Benessere animale, attivisti protestano contro le “bugie in etichetta”

Associazioni animaliste e ambientaliste protestano e chiedono ai ministri di salute e agricoltura di cambiare i requisiti per poter scrivere in etichetta "benessere animale".

Benessere animale, attivisti protestano contro le “bugie in etichetta”

Bugie in etichetta, anzi #bugieinetichetta, tutto attaccato e con l’hashtag, visto che la protesta è iniziata su twitter: varie associazioni ambientaliste e animaliste hanno coinvolto migliaia di persone che hanno espresso 20.000 tweet per chiedere di cambiare la definizione di “benessere animale”. Se le regole che si stanno costruendo diventassero norma, sostengono le associazioni, si potrebbero fregiare del bollino di amici degli animali anche aziende che mettono in essere “le peggiori pratiche della zootecnia italiana”. L’appello è stato avanzato ai ministri Patuanelli e Speranza, titolarti rispettivamente dei dicasteri di Agricoltura e Sanità.

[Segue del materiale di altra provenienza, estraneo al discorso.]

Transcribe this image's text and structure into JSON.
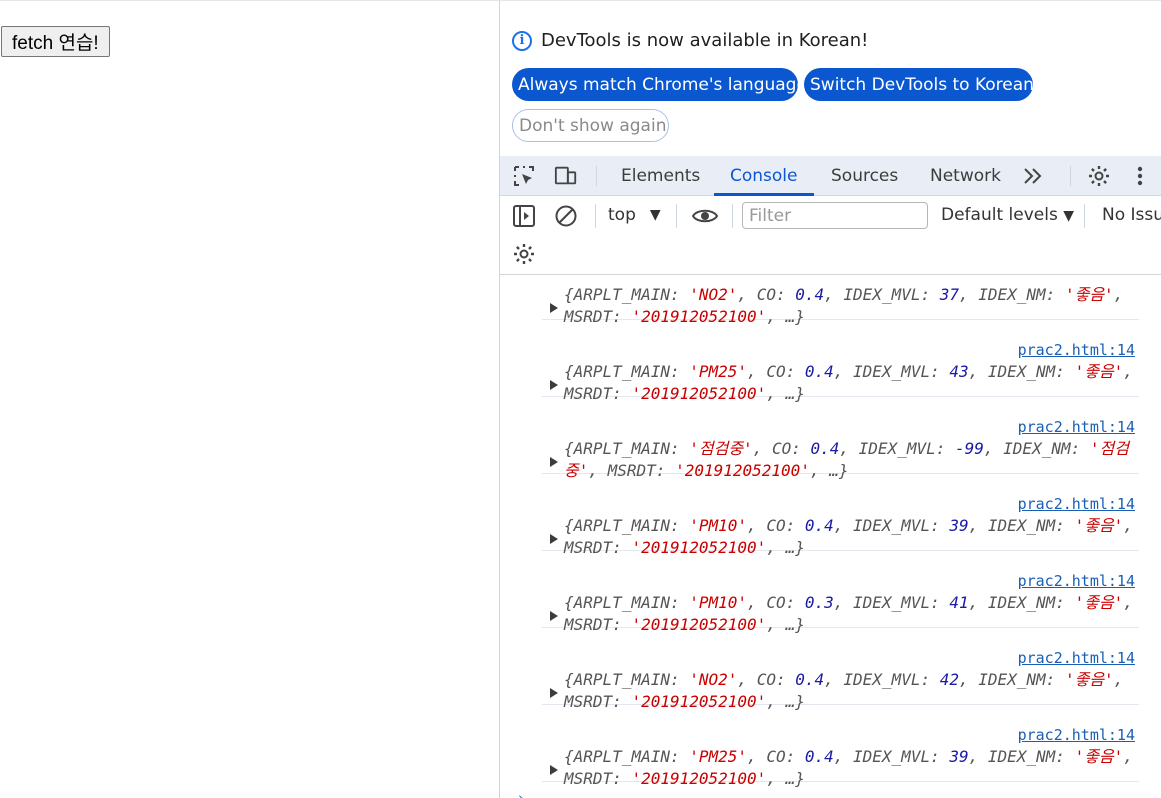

“Chiediamo di non avallare una proposta di etichettatura nazionale sul benessere animale ingannevole e non trasparente nei confronti dei consumatori, in quanto completamente fuorviante rispetto alle reali condizioni degli animali negli allevamenti italiani.

La proposta costruita e portata avanti dai Ministeri delle Politiche Agricole e della Salute con Accredia prevede infatti la certificazione con il medesimo claim in etichetta “benessere animale” anche per prodotti provenienti da animali allevati secondo standard al ribasso, tipici delle forme di allevamento intensivo, rendendo indistinguibili differenze rilevanti nel metodo di allevamento.

Galline in gabbia

Le associazioni chiedono da tempo di rivedere e correggere la proposta di sistema di etichettatura che risulta fuorviante, incapace – vista l’assenza di livelli di qualità crescenti chiaramente indicati in etichetta – di favorire la reale transizione (finendo per penalizzare invece quegli allevatori del comparto produttivo che hanno iniziato dei veri percorsi di transizione verso standard più elevati di benessere animale) e di garantire informazioni veritiere e trasparenti ai consumatori, che si troverebbero di fatto ingannati al momento dell’acquisto senza poter acquisire una consapevolezza reale sui metodi e le condizioni di allevamento.

Le associazioni (Animalisti Italiani, Animal Law Italia, Animal Equality, CIWF Italia Onlus, Confconsumatori, ENPA, Essere Animali, Greenpeace, LAV, LEIDAA, Legambiente, OIPA, The Good Lobby, WWF Italia ndr) hanno anche indicato più volte dove e come rivedere il decreto in alcuni, precisi, punti essenziali: l’introduzione di almeno cinque livelli diversificati per ogni specie chiaramente e contestualmente visibili in etichetta, la cancellazione dei riferimenti alla diminuzione delle emissioni di gas serra nella definizione del concetto di benessere animale – azione importante e necessaria ma del tutto scollegata da questa definizione – e la considerazione dei bisogni etologici di specie, della densità di animali e delle condizioni di trasporto tra i criteri atti a determinare l’effettivo maggior benessere animale”.